Q: Do you feel a lot of pressure, as director of the Iowa Writers’ Workshop, to write a fantastic novel?
A: The first book I wrote as director was about a poet who went through a program like the Workshop. It was inspired by many observations about writing and writers in the 15 years before I became director. I found the subject slightly embarrassing; in order to begin writing, I had to tell myself the novel would never see the light of day. Ultimately, I had to break through the embarrassment and learn to live with peoples’ reactions to the novel. I do think there’s a kind of pressure on me. The only way to get work done at all is to ignore this pressure by setting myself an impossible task.

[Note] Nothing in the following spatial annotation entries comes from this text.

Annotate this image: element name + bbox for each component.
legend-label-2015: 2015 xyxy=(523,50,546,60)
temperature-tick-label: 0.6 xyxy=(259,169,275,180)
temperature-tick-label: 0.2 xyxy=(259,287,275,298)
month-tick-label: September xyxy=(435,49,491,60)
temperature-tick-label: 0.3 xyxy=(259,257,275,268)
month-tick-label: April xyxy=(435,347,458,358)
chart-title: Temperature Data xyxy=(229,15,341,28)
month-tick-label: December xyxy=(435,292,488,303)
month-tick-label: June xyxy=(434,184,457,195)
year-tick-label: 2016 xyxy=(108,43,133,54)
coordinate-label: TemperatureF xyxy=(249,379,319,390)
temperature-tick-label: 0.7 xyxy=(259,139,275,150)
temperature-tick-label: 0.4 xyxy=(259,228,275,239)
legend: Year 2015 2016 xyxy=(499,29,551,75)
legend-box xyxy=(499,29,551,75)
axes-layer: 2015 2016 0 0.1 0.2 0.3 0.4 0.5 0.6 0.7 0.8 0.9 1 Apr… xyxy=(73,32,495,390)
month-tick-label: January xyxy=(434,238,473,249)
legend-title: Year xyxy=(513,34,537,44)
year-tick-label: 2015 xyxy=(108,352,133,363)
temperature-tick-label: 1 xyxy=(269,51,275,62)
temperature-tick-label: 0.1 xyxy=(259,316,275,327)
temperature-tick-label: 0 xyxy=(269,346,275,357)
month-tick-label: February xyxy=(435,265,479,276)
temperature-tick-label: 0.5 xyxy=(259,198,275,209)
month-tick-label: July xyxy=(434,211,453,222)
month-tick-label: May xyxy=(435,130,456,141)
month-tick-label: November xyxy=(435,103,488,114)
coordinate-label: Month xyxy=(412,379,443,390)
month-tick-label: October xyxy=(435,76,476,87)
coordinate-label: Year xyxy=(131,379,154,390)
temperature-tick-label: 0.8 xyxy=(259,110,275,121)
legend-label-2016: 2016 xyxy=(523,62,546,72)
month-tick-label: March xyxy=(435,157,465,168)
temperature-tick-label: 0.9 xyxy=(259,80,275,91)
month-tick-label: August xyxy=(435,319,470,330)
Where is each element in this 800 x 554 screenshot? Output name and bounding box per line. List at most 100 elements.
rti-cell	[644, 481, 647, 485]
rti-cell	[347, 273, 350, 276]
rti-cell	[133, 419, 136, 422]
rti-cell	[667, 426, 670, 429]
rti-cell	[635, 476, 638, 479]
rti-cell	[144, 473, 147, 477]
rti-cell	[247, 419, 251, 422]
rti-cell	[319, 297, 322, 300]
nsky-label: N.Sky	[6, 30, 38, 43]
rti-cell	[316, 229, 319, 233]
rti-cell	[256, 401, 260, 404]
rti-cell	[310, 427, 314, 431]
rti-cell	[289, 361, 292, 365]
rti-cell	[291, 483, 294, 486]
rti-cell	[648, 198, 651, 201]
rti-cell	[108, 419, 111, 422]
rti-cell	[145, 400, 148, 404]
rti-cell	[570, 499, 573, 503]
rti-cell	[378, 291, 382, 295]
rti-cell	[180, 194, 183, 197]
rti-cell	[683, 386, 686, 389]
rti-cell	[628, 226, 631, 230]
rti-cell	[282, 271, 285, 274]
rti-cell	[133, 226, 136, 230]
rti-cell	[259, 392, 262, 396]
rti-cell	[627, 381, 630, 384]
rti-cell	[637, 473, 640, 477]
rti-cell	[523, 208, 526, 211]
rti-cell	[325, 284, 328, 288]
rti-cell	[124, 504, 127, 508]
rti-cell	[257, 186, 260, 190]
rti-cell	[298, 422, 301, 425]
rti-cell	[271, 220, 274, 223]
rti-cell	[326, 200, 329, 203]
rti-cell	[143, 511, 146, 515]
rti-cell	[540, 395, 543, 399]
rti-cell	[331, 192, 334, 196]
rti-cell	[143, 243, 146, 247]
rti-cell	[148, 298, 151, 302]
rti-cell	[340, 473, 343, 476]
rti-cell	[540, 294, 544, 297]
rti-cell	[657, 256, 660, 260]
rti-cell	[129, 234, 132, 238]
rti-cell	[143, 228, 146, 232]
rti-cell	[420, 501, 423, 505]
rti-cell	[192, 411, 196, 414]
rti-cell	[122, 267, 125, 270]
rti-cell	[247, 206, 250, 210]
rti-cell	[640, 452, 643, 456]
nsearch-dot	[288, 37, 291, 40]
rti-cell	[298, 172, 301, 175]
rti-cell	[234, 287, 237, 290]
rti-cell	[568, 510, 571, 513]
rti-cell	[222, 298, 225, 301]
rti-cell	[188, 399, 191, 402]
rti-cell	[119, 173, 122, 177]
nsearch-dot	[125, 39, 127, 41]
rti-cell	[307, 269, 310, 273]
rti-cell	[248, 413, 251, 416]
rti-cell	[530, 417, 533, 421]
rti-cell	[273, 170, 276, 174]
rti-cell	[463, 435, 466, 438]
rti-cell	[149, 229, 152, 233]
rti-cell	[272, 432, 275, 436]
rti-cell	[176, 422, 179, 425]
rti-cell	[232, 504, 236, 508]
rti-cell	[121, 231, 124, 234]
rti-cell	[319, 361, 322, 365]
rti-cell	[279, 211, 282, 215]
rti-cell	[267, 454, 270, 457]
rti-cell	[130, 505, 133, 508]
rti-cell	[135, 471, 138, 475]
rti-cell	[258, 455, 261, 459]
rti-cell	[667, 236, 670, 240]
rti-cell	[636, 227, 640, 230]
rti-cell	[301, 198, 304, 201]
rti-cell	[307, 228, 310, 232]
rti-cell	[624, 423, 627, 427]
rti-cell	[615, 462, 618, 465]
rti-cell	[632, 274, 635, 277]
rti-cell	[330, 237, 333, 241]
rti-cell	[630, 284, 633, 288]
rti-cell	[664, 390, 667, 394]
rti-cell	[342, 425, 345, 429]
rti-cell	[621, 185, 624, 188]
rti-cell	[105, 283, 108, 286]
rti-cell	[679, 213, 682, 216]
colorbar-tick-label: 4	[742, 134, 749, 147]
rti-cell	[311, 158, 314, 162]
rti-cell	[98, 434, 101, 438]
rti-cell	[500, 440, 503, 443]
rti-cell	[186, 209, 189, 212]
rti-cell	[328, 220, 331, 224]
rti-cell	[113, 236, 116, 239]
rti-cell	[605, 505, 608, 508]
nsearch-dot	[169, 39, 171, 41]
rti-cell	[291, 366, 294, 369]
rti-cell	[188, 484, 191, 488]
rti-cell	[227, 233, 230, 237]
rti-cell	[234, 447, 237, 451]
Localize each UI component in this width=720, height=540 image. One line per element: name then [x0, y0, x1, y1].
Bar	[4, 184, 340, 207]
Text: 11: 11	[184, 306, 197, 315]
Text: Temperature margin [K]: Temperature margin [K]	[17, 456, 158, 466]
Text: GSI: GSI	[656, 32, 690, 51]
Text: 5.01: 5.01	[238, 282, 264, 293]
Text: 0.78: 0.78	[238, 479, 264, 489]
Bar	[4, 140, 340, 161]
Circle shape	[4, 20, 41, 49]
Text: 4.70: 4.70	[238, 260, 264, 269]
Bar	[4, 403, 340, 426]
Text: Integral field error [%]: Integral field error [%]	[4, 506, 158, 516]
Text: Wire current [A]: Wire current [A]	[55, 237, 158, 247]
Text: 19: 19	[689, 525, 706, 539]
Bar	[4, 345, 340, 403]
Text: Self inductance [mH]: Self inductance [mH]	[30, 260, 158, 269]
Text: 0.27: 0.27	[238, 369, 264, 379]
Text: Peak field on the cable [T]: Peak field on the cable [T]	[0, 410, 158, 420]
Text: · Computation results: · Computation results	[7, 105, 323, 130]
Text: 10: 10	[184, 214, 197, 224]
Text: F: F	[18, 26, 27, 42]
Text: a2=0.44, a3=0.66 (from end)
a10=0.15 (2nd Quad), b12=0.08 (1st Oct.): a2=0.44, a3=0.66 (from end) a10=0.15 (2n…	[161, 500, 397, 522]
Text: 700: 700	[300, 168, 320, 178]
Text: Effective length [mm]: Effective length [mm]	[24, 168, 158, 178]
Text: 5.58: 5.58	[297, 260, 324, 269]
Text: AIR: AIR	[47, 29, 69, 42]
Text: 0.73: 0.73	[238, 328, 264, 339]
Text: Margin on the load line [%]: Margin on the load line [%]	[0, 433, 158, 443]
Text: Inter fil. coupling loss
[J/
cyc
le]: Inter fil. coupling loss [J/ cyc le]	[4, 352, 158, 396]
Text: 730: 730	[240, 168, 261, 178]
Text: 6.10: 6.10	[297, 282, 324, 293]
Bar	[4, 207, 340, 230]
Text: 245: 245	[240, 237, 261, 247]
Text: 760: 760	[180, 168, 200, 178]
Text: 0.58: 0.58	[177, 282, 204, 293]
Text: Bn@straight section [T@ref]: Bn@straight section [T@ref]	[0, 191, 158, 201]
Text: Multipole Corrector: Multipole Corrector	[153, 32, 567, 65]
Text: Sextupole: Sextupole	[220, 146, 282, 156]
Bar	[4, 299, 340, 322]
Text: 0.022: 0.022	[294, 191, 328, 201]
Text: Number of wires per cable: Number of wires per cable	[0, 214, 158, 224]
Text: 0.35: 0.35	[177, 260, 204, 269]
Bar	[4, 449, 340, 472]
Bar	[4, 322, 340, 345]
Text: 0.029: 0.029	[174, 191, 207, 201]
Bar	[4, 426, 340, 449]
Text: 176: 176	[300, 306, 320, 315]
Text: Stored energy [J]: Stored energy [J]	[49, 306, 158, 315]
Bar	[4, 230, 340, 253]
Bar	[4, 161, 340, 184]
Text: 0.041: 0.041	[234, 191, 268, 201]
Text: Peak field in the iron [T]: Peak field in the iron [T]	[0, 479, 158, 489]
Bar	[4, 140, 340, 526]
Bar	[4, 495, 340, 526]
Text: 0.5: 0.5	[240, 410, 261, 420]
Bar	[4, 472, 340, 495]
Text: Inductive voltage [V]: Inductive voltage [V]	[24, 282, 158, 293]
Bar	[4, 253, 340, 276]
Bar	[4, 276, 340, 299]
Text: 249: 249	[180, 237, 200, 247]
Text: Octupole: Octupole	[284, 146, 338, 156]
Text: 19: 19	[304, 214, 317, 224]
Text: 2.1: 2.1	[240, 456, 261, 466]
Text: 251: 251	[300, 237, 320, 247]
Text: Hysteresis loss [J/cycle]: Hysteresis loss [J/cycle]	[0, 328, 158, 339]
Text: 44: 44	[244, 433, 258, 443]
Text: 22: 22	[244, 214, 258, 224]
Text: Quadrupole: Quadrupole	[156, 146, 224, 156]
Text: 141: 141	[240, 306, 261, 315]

When I was writing this book, I focused on the real challenge of trying to write in conversation with a book I adore so much. I had to stop thinking about the Workshop. But the Workshop is also a great plus for my work. I have noticed while teaching that there’s a certain real excitement in reading the work of my students, and a kind of jolt in the work when the writer is writing as if they’re discovering how to say what they have to say for the first time. There can be a moment when they start to really feel the permission to move forward. They find their voice. Being surrounded by people who were in that process made me value the process in my own book. I felt inspired to come up with something new.